Guayaquil: Similarities to My Santiago de Cuba
Alfredo Fernández
HAVANA TIMES — A very wise person called Guayaquil the last redoubt of the Caribbean. I arrived in this city on March 31, under contract with the Universidad de las Artes (“Arts University”).
I don’t know whether it’s because its full name is Santiago de Guayaquil, but the truth of the matter is that I’ve felt at home here since arriving, like in my own Santiago, Santiago de Cuba, that is.
If it isn’t the capital of the Caribbean, my native city is one of the most important in the region, immersed as it is in a cocktail of cultures that gave birth to the peculiar people of Santiago (in both the positive and negative senses of the word).

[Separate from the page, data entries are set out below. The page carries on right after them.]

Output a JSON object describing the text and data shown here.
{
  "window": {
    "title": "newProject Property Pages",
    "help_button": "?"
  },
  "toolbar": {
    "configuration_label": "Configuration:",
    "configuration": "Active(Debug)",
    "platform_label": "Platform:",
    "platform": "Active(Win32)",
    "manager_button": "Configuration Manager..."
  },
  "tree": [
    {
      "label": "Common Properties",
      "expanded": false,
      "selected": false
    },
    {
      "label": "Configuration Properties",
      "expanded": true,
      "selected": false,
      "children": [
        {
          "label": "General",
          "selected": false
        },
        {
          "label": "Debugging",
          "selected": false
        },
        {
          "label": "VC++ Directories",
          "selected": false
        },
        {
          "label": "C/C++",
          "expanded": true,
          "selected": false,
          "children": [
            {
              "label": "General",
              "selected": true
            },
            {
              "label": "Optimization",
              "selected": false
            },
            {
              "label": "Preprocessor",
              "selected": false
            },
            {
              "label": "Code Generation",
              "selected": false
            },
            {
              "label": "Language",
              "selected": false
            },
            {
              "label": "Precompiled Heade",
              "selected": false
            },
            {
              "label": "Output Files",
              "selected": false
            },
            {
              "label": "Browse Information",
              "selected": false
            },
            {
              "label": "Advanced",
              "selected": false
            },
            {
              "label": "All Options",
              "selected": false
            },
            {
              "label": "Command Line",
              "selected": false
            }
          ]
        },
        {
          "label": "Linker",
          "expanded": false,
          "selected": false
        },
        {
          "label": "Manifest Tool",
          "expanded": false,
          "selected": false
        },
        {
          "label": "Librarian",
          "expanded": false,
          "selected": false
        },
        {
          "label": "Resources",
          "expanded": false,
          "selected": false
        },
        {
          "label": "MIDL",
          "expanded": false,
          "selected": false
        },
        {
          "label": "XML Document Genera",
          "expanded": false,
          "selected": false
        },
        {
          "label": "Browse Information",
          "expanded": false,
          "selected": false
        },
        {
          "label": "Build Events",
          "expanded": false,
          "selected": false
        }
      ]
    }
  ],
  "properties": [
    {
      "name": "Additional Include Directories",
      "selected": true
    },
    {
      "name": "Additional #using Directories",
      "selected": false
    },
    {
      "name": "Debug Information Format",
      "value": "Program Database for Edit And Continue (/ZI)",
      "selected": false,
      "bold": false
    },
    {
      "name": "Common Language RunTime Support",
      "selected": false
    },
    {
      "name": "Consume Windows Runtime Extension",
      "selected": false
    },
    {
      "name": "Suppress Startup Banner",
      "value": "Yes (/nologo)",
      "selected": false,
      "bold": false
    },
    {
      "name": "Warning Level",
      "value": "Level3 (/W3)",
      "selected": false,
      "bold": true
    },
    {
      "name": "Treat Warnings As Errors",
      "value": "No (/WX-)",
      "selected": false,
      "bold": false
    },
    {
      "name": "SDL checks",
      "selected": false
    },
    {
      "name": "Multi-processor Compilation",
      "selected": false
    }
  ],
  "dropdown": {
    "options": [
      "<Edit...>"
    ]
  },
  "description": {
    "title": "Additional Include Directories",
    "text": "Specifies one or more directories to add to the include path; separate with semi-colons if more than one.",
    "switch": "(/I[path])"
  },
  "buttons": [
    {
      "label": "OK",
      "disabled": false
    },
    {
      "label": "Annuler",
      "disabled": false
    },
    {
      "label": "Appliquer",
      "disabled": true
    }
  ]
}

Guayaquil’s worst defect, in my opinion, is that it wants to resemble Miami and its people maintain this as though it were something positive. It has immense shopping malls, where one sees local women with breast implants. This, admittedly, is an ill we catch sight in all Caribbean cities (save those in Cuba). The high-class neighborhoods in Guayaquil are decorated with palm-trees, as those in Cuba. A local writer re-batipzed the city “Guayami.”
People like salsa music here as they do in Chicharrones, folk music as is performed in Havana’s Casa de la Trova, and seafood as no one eats in Cuba. People drink very cold beer to deal with the heat, which is more intense than in Santiago de Cuba (which is saying a lot).
Here, people revere Mayor Nebot, a neo-liberal who doesn’t care one bit about culture.
Here, even though there are more than two million people in the city, everyone knows each other, as though it were a small town, or, better, as though this were Santiago de Cuba.
Put simply, Guayaquil is Santiago de Cuba with money and less culture, a place full of nice people who are only interested in living their lives.
The Universidad de las Artes faces the challenge of raising the city’s cultural level. There is no shortage of talent among its students.
Books, theaters, galleries and cinemas versus shopping malls, silicone breasts and an unquenchable thirst for money – this appears to be the battle that is to shake the last Caribbean city in the future. Will the first prove victorious? I hope so.
Twice in his post, Alfredo mentions breast implants in a critical way. Methinks he doth protest too much. If this is what a woman believes she needs or wants what’s the ‘big’ deal?